Innen bereitet der Astra seinen Besitzern einen warmherzigen Empfang: Er nimmt die Insassen buchstäblich mit offenen Armen auf und umschließt sie mit einer Armaturentafel, die weit in den Türen ausläuft. "Diese Stilrichtung haben wir ebenso vom Insignia übernommen wie die in dieser Klasse einmalige Ambiente-Beleuchtung", sagt Designer Uwe Müller. Bei der Formvorlage ist es nicht geblieben: Selbst einzelne Komponenten wie das Lenkrad, die Chromspangen und der Schaltknauf kommen direkt aus dem Flaggschiff. Aber nur mit Emotionen kann man ein Auto ohnehin nicht verkaufen, weiß Opel-Aufsichtsratschef Carl-Peter Forster und rühmt deshalb auch die technische Aufrüstung des Astra. Extras wie das adaptive Lichtsystem mit neun unterschiedlichen Fahrbahnausleuchtungen, die Kamera zur Erkennung von Fahrspur und Verkehrszeichen, den im Heck integrierten Fahrradträger, den ergonomisch ausgezeichneten Sitz oder das beheizte Lenkrad - all das sucht man in dieser Klasse sonst vergebens.

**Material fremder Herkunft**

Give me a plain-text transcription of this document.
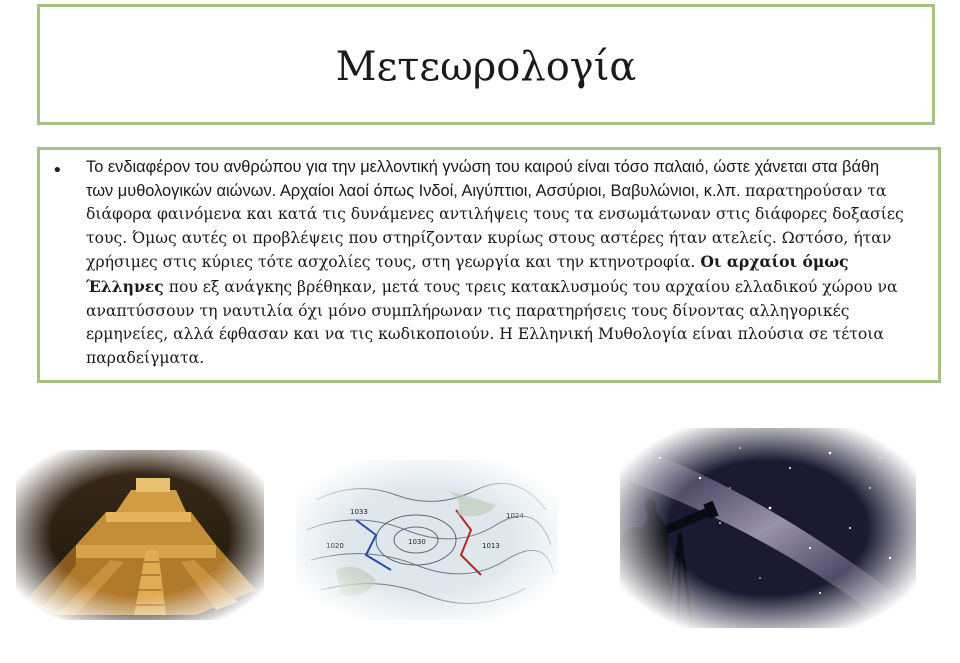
Μετεωρολογία
• Το ενδιαφέρον του ανθρώπου για την μελλοντική γνώση του καιρού είναι τόσο παλαιό, ώστε χάνεται στα βάθη των μυθολογικών αιώνων. Αρχαίοι λαοί όπως Ινδοί, Αιγύπτιοι, Ασσύριοι, Βαβυλώνιοι, κ.λπ. παρατηρούσαν τα διάφορα φαινόμενα και κατά τις δυνάμενες αντιλήψεις τους τα ενσωμάτωναν στις διάφορες δοξασίες τους. Όμως αυτές οι προβλέψεις που στηρίζονταν κυρίως στους αστέρες ήταν ατελείς. Ωστόσο, ήταν χρήσιμες στις κύριες τότε ασχολίες τους, στη γεωργία και την κτηνοτροφία. Οι αρχαίοι όμως Έλληνες που εξ ανάγκης βρέθηκαν, μετά τους τρεις κατακλυσμούς του αρχαίου ελλαδικού χώρου να αναπτύσσουν τη ναυτιλία όχι μόνο συμπλήρωναν τις παρατηρήσεις τους δίνοντας αλληγορικές ερμηνείες, αλλά έφθασαν και να τις κωδικοποιούν. Η Ελληνική Μυθολογία είναι πλούσια σε τέτοια παραδείγματα.
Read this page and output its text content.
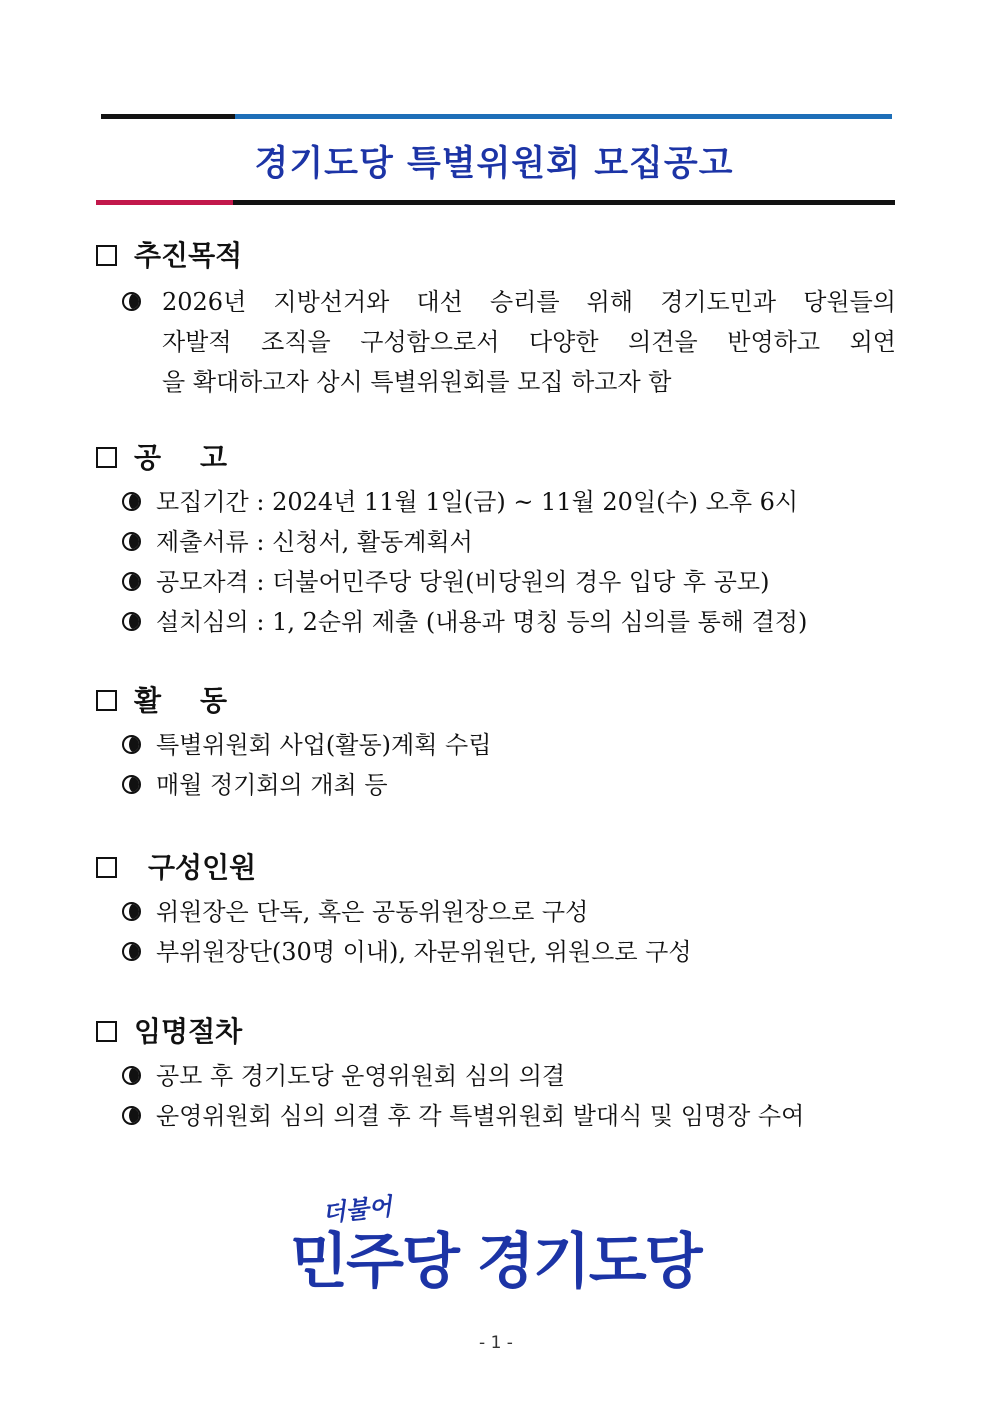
경기도당 특별위원회 모집공고
추진목적
2026년 지방선거와 대선 승리를 위해 경기도민과 당원들의
자발적 조직을 구성함으로서 다양한 의견을 반영하고 외연
을 확대하고자 상시 특별위원회를 모집 하고자 함
공    고
모집기간 : 2024년 11월 1일(금) ~ 11월 20일(수) 오후 6시
제출서류 : 신청서, 활동계획서
공모자격 : 더불어민주당 당원(비당원의 경우 입당 후 공모)
설치심의 : 1, 2순위 제출 (내용과 명칭 등의 심의를 통해 결정)
활    동
특별위원회 사업(활동)계획 수립
매월 정기회의 개최 등
구성인원
위원장은 단독, 혹은 공동위원장으로 구성
부위원장단(30명 이내), 자문위원단, 위원으로 구성
임명절차
공모 후 경기도당 운영위원회 심의 의결
운영위원회 심의 의결 후 각 특별위원회 발대식 및 임명장 수여
더불어
민주당 경기도당
- 1 -
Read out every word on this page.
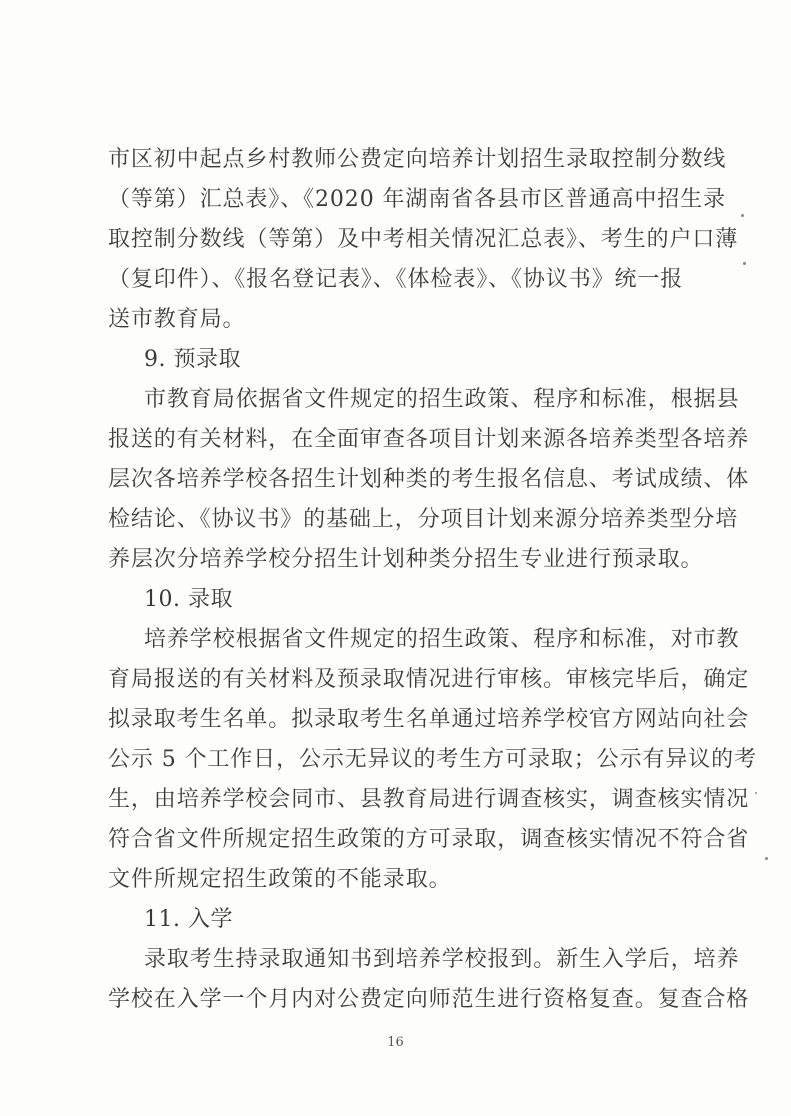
市区初中起点乡村教师公费定向培养计划招生录取控制分数线
（等第）汇总表》、《2020 年湖南省各县市区普通高中招生录
取控制分数线（等第）及中考相关情况汇总表》、考生的户口薄
（复印件）、《报名登记表》、《体检表》、《协议书》统一报
送市教育局。
9. 预录取
市教育局依据省文件规定的招生政策、程序和标准，根据县
报送的有关材料，在全面审查各项目计划来源各培养类型各培养
层次各培养学校各招生计划种类的考生报名信息、考试成绩、体
检结论、《协议书》的基础上，分项目计划来源分培养类型分培
养层次分培养学校分招生计划种类分招生专业进行预录取。
10. 录取
培养学校根据省文件规定的招生政策、程序和标准，对市教
育局报送的有关材料及预录取情况进行审核。审核完毕后，确定
拟录取考生名单。拟录取考生名单通过培养学校官方网站向社会
公示 5 个工作日，公示无异议的考生方可录取；公示有异议的考
生，由培养学校会同市、县教育局进行调查核实，调查核实情况
符合省文件所规定招生政策的方可录取，调查核实情况不符合省
文件所规定招生政策的不能录取。
11. 入学
录取考生持录取通知书到培养学校报到。新生入学后，培养
学校在入学一个月内对公费定向师范生进行资格复查。复查合格
16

Nicht nur bei der Ausstattung hat der Astra einen Schritt aus der Golf-Klasse gemacht. Auch das Maßband zeugt vom Aufstieg des Hoffnungsträgers: 17 Zentimeter mehr Länge und sieben Zentimeter mehr Radstand lassen den Herausforderer auf 4,42 Meter wachsen und sprengen die Grenzen des Segments. Auf allen fünf Plätzen bietet der Astra genügend Platz. Außerdem gibt es praktische Ablagen und einen pfiffigen Kofferraum. Er fasst nicht nur 370 bis 1235 Liter, sondern glänzt auch mit einem variablen Ladeboden, der in drei Höhen arretiert werden kann.

Natürlich könnten die Zeiten besser sein für den Start eines so wichtigen Autos. Doch wie schon der Insignia, der Hoffnung und Halt in der tiefen GM-Krise gegeben hat, kommt für Carl-Peter Forster auch der Astra genau im richtigen Moment: "Dieses Auto wird zum Boten einer spannenden Zukunft."